Orisa Cherenfant is SVP of Industry Relations & Strategic Growth at Twilio, the cloud communications platform powering billions of messages, calls, and interactions globally. A first-generation college graduate from Cape Verde who earned dual degrees in Finance and Marketing from Boston College, she built her career through GE's leadership development programs before moving into tech. At Twilio, she leads industry partnerships and growth strategy, speaks at major conferences like MWC Barcelona and Twilio Signal, and was named a 2025 Entreprenista 100 Award winner. She is based in Los Angeles with her partner Eli and their twins, Margaux and Maverick.
Adrian Ridner is the CEO and Co-Founder of Study.com, one of the world's most visited online education platforms serving 34+ million monthly users. An Argentine-Jewish immigrant who navigated multiple countries before settling in California, Ridner built Study.com from a bootstrapped startup in 2002 into a 4,100-person company offering 20,000+ micro-video lessons and 200+ transferable college courses. His Working Scholars program has saved graduates $20 million in tuition and is particularly focused on first-generation college students and students of color. Ridner is a recipient of the ASU+GSV 2022 Innovator of Color Award and Silicon Valley Business Journal's 40 Under 40.
Alejandro Guerrero is the Co-Founder and General Partner of Act One Ventures, a Los Angeles micro-VC firm that backs pre-seed and seed companies across vertical SaaS, fintech, compliance, and AI-native enterprise software. A first-generation Mexican-American and former two-time founder, he authored the Diversity Rider, a clause now adopted by hundreds of funds that obligates lead investors to make space on cap tables for underrepresented co-investors. Act One closed a $73M Fund III in 2024 - roughly 3x its prior fund.
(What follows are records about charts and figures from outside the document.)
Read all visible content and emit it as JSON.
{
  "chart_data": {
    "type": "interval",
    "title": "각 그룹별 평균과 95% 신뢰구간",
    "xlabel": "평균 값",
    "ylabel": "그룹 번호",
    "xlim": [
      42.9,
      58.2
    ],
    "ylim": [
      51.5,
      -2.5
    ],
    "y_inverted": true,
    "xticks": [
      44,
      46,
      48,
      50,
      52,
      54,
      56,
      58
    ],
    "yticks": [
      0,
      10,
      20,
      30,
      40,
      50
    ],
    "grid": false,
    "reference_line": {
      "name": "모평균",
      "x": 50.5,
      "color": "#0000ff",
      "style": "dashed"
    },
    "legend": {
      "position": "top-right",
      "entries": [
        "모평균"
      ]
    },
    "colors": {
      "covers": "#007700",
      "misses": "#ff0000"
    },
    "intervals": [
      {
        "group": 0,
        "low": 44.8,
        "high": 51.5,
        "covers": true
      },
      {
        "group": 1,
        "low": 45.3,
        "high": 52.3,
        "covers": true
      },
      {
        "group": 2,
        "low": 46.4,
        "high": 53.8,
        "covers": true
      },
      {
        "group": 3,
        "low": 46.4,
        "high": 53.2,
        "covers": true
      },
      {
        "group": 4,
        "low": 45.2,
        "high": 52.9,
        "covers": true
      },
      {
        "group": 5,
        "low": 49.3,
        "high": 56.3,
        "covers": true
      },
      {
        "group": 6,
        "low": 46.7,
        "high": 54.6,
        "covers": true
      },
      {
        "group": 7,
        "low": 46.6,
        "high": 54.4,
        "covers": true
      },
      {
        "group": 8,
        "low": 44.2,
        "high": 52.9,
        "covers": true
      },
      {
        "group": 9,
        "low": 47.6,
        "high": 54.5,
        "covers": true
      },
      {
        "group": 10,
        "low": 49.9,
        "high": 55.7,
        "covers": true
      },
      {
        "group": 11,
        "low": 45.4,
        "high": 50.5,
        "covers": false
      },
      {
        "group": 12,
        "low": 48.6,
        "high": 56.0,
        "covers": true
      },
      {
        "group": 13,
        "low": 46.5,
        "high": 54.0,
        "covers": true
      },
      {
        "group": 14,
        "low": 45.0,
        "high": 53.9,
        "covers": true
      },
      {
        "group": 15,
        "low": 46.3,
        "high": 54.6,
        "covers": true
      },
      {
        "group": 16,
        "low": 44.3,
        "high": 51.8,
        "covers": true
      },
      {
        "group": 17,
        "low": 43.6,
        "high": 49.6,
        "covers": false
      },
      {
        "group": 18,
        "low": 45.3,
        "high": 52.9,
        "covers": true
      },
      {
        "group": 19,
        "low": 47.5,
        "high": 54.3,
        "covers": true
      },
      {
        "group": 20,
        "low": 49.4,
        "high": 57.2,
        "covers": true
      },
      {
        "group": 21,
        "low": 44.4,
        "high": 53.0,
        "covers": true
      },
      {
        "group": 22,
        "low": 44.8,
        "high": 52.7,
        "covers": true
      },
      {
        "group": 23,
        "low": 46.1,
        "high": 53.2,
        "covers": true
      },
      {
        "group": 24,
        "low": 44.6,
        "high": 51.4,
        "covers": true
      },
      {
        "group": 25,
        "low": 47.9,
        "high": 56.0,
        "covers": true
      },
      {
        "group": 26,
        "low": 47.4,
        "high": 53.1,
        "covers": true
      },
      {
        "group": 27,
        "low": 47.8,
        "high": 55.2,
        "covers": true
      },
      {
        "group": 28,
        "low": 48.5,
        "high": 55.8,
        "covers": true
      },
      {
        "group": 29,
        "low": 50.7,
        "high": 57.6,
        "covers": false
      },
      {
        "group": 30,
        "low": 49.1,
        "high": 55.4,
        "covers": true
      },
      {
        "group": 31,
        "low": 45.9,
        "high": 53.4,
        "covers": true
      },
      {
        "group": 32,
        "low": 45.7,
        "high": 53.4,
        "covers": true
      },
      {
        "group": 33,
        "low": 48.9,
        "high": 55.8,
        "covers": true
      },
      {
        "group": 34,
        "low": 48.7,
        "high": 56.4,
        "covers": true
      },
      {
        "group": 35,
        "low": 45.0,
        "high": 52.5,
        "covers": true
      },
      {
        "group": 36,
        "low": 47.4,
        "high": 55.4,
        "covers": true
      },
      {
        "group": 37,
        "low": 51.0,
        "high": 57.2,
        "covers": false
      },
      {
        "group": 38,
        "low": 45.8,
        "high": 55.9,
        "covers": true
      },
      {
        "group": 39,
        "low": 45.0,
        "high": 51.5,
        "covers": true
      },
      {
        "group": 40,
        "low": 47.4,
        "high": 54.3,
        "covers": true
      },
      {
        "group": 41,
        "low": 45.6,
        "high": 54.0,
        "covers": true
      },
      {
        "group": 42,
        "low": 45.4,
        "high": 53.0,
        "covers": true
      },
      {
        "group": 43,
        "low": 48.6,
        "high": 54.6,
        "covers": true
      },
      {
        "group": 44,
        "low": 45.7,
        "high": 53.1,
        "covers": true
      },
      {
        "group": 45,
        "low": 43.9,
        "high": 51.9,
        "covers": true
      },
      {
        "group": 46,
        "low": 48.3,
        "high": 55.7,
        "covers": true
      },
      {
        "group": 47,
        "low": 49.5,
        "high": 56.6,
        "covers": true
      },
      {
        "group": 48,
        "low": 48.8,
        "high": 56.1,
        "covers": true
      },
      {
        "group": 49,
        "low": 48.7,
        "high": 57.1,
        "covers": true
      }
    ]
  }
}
Belsasar 'Bel' Lepe is co-founder and CEO of Cerby, the identity automation platform built to secure the applications that traditional identity tools ignore - the sprawling layer of disconnected, nonstandard, and unmanageable apps that enterprises actually run on. A first-generation Mexican-American and Stanford Computer Science graduate, Lepe started at Google at 18, then co-founded Ooyala - a video technology company that achieved two exits totaling over $440M - before turning his attention to the gaping hole in enterprise identity security. Cerby raised $54M in Series B funding in 2025, counts L'Oréal, Fox, and Allstate among its customers, and has grown ARR 10x in under two years.
Frances Messano is CEO of NewSchools Venture Fund, a venture philanthropy that backs early-stage education entrepreneurs across the U.S. A Brooklyn native, first-generation college graduate, and Harvard-trained economist, she left Wall Street (Morgan Stanley equity derivatives) for a decade-long arc through consulting and Teach For America before landing at NewSchools in 2015. She rose to President, built the Diverse Leaders investment strategy, and in January 2023 became the organization's first woman of color to serve as CEO. Under her leadership, NewSchools has deployed $23M+ supporting 80 teams in a single year, with 76% of portfolio companies led by people of color.
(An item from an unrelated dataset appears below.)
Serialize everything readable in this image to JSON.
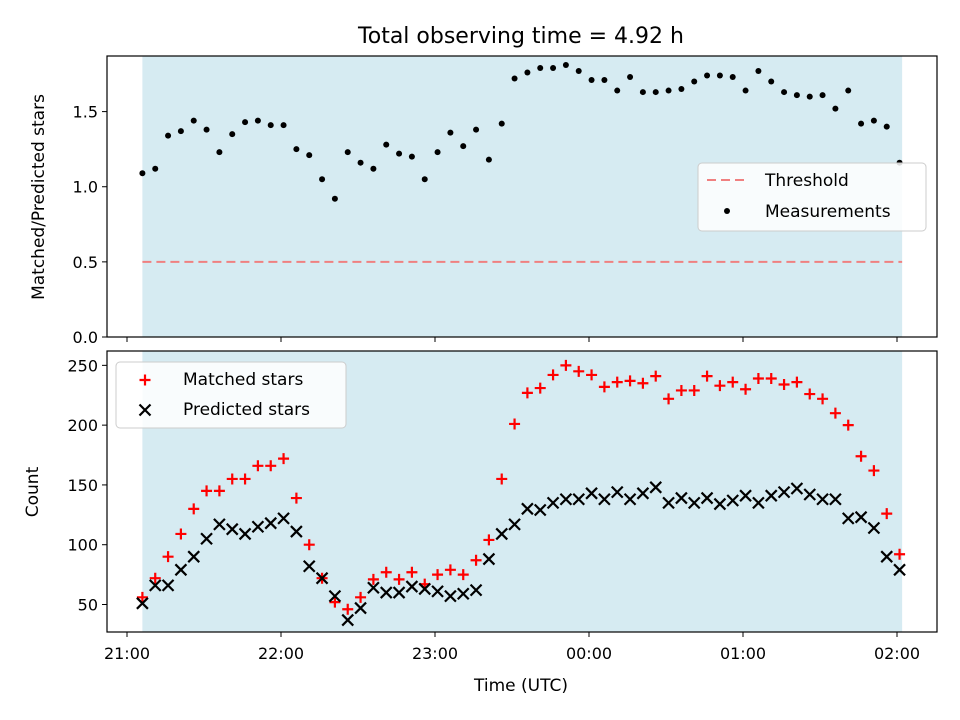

Miriam Rivera is the Co-Founder, CEO, and Managing Director of Ulu Ventures, one of the largest Latina-led venture capital firms in the United States with ~$400M AUM. A first-generation college student born to Puerto Rican migrant farmworkers, she earned four degrees from Stanford, joined Google as its second attorney and helped scale the company from $85M to $10B in revenue, then co-founded Ulu Ventures in 2008 with husband Clint Korver. Ulu's data-driven, bias-reducing investment model has backed 10 unicorns including Palantir and Guild Education, with a portfolio where 80% of founders are women, immigrants, or from minority groups.